Kerr nasceu em São Paulo em 1922, em uma família de classe média com raízes escocesas. Ele recebeu um diploma em engenharia agrícola e começou a se especializar em genética. Por décadas, ele trabalhou como entomologista, e sua pesquisa incluiu a genética de abelhas e abelhas brasileiras locais.

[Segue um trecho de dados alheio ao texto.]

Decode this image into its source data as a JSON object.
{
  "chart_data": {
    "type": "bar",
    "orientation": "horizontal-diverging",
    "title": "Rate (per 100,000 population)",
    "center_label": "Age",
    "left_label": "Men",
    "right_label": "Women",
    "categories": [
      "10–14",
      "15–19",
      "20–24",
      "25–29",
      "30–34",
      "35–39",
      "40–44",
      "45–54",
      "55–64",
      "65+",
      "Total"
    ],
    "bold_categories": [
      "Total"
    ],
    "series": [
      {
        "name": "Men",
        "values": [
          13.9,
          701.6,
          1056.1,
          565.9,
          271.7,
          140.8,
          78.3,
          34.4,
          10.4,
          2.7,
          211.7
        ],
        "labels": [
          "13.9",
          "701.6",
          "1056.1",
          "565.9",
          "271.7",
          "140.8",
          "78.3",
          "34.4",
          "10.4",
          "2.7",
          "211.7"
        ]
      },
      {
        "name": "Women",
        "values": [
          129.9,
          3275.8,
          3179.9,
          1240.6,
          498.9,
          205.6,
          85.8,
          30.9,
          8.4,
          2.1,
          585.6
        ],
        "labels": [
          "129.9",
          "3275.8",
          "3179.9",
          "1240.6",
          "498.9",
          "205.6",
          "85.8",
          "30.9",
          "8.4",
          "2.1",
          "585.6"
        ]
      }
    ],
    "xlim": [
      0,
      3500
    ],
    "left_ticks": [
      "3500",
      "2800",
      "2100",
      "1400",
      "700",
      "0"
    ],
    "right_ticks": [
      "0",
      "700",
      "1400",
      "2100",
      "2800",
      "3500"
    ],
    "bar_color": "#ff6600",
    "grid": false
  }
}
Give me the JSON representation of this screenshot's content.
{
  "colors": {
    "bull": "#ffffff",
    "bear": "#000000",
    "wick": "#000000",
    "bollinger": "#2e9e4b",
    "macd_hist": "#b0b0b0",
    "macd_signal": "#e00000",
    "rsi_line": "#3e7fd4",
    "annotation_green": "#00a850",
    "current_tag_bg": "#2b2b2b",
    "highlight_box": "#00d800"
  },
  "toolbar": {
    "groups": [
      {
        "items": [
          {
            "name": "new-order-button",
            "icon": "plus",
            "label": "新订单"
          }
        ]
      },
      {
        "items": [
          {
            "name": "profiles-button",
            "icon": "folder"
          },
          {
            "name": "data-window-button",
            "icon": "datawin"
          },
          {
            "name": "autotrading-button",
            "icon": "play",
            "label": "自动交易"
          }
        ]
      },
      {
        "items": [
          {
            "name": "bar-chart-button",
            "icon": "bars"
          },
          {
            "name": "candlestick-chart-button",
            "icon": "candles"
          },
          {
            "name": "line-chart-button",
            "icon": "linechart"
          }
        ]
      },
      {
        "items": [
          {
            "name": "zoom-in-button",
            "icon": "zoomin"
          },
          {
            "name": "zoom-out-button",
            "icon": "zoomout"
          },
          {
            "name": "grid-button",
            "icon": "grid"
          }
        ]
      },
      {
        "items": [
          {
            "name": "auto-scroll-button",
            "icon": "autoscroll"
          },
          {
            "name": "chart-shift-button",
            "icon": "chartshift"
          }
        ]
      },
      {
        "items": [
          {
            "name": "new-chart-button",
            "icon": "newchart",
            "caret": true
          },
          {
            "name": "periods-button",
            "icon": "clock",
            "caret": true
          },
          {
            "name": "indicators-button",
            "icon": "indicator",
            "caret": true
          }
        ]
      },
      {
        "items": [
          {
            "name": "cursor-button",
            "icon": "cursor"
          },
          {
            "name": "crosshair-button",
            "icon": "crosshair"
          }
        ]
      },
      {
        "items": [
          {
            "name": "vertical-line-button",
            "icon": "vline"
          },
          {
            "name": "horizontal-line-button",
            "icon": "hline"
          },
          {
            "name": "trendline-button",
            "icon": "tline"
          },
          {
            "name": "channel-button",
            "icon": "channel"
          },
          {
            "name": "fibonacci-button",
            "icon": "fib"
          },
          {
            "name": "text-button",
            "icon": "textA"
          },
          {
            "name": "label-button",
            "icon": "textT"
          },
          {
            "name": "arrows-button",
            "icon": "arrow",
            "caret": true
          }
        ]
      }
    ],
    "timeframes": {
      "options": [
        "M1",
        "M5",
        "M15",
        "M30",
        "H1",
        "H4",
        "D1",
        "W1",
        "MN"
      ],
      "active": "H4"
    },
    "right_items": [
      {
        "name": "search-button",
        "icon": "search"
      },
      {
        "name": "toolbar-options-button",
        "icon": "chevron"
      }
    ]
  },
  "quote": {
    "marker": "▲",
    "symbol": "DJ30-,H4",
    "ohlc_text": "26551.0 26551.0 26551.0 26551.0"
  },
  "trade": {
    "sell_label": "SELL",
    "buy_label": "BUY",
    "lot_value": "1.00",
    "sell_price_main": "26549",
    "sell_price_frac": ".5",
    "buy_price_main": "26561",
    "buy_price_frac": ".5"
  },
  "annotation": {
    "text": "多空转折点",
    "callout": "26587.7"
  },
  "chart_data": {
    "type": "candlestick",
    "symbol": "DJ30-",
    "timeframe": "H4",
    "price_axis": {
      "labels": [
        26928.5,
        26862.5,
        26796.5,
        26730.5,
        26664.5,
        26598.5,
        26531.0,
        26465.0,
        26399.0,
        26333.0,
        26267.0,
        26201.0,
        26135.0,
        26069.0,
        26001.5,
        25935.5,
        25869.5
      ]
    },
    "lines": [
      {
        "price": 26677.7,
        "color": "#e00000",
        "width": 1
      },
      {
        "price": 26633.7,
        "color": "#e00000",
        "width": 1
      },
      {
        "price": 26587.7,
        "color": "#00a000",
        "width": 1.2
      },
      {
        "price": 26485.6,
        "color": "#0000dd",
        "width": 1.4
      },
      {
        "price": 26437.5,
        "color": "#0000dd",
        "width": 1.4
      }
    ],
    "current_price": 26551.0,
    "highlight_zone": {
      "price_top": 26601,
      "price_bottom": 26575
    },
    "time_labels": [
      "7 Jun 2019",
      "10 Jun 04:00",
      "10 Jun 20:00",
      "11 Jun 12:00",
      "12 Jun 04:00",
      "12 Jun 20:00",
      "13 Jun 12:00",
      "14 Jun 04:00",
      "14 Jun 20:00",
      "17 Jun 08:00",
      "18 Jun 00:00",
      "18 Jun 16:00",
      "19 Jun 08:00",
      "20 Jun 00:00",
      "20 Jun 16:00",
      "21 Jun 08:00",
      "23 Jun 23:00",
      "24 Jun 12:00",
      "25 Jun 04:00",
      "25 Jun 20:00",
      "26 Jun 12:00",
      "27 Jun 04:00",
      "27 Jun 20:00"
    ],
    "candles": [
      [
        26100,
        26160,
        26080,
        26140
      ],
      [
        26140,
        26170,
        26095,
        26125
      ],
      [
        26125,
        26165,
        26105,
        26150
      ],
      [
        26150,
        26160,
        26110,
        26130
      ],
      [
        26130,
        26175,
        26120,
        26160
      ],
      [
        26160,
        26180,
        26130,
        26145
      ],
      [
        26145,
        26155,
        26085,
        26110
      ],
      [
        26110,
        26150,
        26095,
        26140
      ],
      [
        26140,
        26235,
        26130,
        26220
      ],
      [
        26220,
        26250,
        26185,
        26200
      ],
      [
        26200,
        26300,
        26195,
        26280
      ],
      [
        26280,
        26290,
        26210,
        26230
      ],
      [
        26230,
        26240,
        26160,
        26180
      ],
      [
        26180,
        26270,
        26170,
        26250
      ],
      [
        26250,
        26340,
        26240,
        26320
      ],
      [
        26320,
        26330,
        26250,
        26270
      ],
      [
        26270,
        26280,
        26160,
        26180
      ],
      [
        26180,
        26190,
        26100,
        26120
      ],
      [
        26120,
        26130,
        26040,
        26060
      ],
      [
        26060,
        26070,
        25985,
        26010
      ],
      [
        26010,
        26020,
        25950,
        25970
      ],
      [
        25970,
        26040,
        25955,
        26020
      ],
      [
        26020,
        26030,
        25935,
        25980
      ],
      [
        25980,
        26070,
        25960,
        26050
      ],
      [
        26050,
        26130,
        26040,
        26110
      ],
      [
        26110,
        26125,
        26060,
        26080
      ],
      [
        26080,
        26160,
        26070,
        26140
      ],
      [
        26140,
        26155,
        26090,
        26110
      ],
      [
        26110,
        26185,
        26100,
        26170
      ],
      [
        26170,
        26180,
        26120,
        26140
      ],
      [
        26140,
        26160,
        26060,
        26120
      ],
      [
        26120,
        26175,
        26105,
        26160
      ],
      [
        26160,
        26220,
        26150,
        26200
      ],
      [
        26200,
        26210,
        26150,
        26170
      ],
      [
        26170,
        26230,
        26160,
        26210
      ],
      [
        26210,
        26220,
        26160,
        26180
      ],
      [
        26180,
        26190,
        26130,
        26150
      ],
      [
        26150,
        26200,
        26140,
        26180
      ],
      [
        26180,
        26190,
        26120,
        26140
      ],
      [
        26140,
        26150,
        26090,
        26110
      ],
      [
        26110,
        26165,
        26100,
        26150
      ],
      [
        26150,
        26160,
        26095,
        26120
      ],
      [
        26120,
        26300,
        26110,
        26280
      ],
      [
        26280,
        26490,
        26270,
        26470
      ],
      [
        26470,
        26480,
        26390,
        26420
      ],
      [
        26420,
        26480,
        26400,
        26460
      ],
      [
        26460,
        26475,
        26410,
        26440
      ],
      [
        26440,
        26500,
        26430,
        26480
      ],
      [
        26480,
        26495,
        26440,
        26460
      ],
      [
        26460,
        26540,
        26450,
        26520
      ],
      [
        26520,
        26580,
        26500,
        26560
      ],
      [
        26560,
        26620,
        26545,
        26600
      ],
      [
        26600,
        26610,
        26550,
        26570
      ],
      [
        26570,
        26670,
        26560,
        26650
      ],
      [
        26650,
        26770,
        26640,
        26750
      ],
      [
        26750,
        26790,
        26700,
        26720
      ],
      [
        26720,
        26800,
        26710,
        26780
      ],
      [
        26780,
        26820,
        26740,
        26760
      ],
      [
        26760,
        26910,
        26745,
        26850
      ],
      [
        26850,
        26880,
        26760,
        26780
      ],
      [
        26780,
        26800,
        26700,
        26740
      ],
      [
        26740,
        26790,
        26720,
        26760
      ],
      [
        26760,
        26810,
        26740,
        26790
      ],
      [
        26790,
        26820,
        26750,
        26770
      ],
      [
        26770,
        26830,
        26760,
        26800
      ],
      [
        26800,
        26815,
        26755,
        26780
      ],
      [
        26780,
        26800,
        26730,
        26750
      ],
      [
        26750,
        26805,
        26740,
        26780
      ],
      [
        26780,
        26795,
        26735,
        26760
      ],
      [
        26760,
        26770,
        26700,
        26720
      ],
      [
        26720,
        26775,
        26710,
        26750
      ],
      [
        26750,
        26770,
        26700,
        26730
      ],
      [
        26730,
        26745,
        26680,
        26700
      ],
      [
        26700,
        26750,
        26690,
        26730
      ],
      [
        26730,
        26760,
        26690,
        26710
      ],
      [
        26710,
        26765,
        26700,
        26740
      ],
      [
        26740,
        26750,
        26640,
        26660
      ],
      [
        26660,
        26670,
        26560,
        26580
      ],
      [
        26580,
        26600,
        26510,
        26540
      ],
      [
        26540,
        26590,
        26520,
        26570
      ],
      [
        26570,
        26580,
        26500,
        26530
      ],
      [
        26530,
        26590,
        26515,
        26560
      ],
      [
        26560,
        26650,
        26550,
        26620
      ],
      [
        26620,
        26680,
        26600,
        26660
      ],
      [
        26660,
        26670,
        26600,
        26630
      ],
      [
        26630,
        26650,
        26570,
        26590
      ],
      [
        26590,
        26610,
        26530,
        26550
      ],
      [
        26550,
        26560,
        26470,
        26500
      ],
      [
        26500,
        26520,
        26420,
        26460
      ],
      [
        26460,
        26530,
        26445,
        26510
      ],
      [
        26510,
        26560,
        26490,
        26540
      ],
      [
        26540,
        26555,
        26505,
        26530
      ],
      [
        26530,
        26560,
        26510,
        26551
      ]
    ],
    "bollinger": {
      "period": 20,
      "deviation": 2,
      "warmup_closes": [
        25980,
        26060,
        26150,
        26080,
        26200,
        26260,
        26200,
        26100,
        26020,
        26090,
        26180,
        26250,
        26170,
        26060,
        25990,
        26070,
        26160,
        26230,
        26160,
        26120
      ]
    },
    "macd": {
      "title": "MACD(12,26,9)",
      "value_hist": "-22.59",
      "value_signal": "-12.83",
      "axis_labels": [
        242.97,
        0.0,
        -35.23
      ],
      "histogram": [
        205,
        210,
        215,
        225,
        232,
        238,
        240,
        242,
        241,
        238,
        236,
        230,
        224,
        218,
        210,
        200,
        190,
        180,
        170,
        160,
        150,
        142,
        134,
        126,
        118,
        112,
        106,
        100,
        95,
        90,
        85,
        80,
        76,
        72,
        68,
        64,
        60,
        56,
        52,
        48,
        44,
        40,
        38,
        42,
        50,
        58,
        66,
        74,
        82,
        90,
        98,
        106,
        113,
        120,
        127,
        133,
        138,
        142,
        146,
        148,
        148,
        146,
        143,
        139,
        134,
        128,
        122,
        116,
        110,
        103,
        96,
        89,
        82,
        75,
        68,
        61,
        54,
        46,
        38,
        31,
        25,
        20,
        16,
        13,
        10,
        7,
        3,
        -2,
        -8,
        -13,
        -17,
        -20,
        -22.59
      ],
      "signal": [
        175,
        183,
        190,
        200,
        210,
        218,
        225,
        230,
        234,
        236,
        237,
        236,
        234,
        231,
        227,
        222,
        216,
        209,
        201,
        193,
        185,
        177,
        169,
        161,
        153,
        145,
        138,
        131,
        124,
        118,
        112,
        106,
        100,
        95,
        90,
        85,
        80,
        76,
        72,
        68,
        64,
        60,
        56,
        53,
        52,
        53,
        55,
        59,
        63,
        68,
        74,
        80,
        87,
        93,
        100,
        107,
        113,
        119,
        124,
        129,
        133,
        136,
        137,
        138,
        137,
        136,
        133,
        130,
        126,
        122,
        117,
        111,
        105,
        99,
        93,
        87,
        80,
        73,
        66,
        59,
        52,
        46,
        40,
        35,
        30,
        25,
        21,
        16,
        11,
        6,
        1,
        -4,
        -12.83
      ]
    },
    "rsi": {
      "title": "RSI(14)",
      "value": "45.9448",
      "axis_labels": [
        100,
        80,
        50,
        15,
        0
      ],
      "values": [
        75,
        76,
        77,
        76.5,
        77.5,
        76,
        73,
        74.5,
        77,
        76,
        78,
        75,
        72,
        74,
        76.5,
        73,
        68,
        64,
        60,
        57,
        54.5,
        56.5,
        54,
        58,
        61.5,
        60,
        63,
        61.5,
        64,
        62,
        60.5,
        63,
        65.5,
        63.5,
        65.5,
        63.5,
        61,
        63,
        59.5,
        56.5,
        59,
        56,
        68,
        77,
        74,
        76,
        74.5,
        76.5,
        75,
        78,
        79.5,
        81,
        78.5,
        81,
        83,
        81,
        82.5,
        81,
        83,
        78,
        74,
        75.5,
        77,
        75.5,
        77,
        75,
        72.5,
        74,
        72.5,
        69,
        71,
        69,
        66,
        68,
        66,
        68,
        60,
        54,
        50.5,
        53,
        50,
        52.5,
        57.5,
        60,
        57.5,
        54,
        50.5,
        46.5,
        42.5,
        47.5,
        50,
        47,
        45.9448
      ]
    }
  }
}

Warwick Ker trabalhou em sua tese de doutorado na Universidade da Califórnia em Davis (1951) e depois na Columbia University em Nova York, sob a liderança do famoso geneticista soviético e americano de ascendência russa Theodosius G. Dobrzhansky . Um dos trabalhos influentes de Kerr, "Um estudo experimental da distribuição de frequências de genes em populações de Drosophila de frutas extremamente pequenas" , cita Dobrzhansky como consultor e co-autor. Este estudo de moscas da fruta foi realizado em 1954 e um dos primeiros a lidar com o campo emergente da estatística genética. Como resultado, Kerr já publicou 620 trabalhos de pesquisa em seus 60 anos de carreira.

Warwick Kerr é o principal responsável pelo início da pesquisa genética no Brasil. Foi diretor do Instituto Nacional de Estudos da Amazônia e trabalhou na Universidade de São Paulo. Mais tarde, na Maranyan State University, ele criou o Departamento de Biologia e trabalhou como reitor da universidade.

Warwick Kerr diz que seu trabalho mais importante era treinar funcionários, técnicos, professores e pesquisadores do instituto. Na Universidade de São Paulo, ele criou o Departamento de Genética, que lida com genética humana e entomológica e usa biologia matemática e bioestatística. Kerr é membro da Academia Brasileira de Ciências, da Academia Mundial de Ciências (antiga Academia de Ciências do Terceiro Mundo) e da Academia Nacional de Ciências dos EUA.



Termino com um pequeno vídeo gravado há quatro anos. Isso mostra que os interesses de Kerr mudaram para a botânica. O idioma do filme é o português, mas mesmo que você não saiba, pode ter uma idéia geral do entusiasmo e curiosidade de Warwick Kerr.